Yes, it’s important to get the flow right. I once stood in for a presenter who’d lost his voice — the material was router architecture (hardware and software), so it’s a topic I know well, so I wasn’t in the least concerned about giving this presentation. When I stood in the room and started looking at the slides, though, I realized — a bare 15 minutes before I was supposed to start speaking — that there was absolutely no rhyme or reason to the order of the slides. Individual topics were scattered throughout over 400 slides (for a 90 minute presentation!). There was no “unifying principle,” such as “begin with a packet being received on this interface, and let’s see how it’s switched all the way to the outbound interface.” Normally, this speaker knew the slide deck well enough to flip between the various sections to tell a story — the slides were a visual aid to a talk he had in his head, rather than an actual talk in visual form. There’s no way I could replicate his talk, as it simply wasn’t in my head the same way.
Almost every presentation I see has some form of this same problem — there is little thought put into a unifying principle. The audience doesn’t move from an idea, or a set of ideas, to a conclusion, they just jump around. Look at virtually any sales slide deck and you’ll see this problem illustrated almost perfectly — product after product, “see you have this problem, that product solves it.” There’s no architecture or idea of a set of business problems driving a narrative.
So focus, really hard, on building a flow. Look at a real outline of what you’re presenting, and try ordering it in different ways. Try and find major headings and subheadings. Don’t just let all the information sit there in a bunch of slides. You want a chain of pearls, where the person can walk from one slide to the next, and understand what is being said — the point that’s being made. You don’t want a random walk, as useful as they are in some situations. Even if you’re not telling a story, you’re telling a story.
Don’t just count on the story in your head, either. People are going to save these slides and look at them later — will they make sense then? Our brns fll a lt of infrmtion in — one of the mst commn prblems with spllng and edtng is that we knw wht we intnded to wrt, so we see that instd of what is actlly on the pg.

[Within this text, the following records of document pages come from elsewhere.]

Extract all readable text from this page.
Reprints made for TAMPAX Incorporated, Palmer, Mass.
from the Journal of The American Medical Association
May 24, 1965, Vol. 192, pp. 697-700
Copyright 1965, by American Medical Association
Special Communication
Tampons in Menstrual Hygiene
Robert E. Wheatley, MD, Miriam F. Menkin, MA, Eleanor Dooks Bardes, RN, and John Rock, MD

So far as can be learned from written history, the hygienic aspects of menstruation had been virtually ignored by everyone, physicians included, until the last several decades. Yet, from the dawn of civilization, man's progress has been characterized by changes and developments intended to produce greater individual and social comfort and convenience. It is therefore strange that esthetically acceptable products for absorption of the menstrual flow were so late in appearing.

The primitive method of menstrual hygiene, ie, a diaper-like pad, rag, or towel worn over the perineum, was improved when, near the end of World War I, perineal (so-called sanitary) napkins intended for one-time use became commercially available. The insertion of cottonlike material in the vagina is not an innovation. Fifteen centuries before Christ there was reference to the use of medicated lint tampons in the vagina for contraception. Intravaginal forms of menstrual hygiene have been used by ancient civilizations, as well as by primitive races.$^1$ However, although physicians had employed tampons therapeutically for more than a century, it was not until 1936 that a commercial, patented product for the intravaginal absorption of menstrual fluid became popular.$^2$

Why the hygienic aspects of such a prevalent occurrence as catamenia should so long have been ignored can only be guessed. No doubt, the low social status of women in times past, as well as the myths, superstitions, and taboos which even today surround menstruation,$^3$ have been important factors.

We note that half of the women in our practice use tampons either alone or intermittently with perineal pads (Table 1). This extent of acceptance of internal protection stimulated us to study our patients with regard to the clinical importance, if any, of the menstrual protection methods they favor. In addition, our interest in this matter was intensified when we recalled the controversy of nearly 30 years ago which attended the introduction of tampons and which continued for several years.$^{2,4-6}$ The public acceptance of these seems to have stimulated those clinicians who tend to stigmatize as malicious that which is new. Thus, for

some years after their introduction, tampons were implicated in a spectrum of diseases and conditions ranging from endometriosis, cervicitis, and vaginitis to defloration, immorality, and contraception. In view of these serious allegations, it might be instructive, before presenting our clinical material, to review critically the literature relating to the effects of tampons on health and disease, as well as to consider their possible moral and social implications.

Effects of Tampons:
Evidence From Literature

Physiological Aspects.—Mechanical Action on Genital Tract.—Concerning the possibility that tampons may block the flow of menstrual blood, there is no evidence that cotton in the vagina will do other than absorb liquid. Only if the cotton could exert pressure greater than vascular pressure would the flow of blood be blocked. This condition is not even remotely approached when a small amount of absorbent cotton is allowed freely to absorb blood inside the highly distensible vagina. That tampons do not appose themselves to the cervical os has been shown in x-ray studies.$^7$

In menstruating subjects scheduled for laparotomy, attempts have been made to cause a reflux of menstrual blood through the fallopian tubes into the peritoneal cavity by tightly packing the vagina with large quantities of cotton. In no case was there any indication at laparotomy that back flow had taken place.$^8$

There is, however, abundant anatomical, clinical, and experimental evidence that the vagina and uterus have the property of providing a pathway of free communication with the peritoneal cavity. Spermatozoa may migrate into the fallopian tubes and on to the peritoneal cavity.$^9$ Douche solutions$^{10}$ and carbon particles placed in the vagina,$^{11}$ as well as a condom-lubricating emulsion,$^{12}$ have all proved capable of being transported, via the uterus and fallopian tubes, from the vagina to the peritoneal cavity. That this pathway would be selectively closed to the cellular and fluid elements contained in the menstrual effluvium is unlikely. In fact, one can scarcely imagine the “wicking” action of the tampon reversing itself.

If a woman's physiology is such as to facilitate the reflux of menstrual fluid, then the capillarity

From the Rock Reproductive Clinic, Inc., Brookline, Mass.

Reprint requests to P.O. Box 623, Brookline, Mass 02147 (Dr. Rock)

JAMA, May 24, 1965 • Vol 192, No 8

Send the presentation to a friend, completely blank on the topic, and ask them to outline the points made. If they don’t get it, you haven’t built the presentation right — plain and simple. Don’t spend time explaining it to them, redo the presentation until they can get it without you saying a word. They might not get the details, but they must be able to get the flow and the point without you telling them what it is.
It’s that important.
At some point you want to be able to see this in your own presentations — but don’t expect it to happen overnight. Like throwing the perfect pitch, or shooting the perfect stage, you must practice right to learn the skill of separating yourself from the material far enough to see the flow without filling in what you meant to say (and didn’t).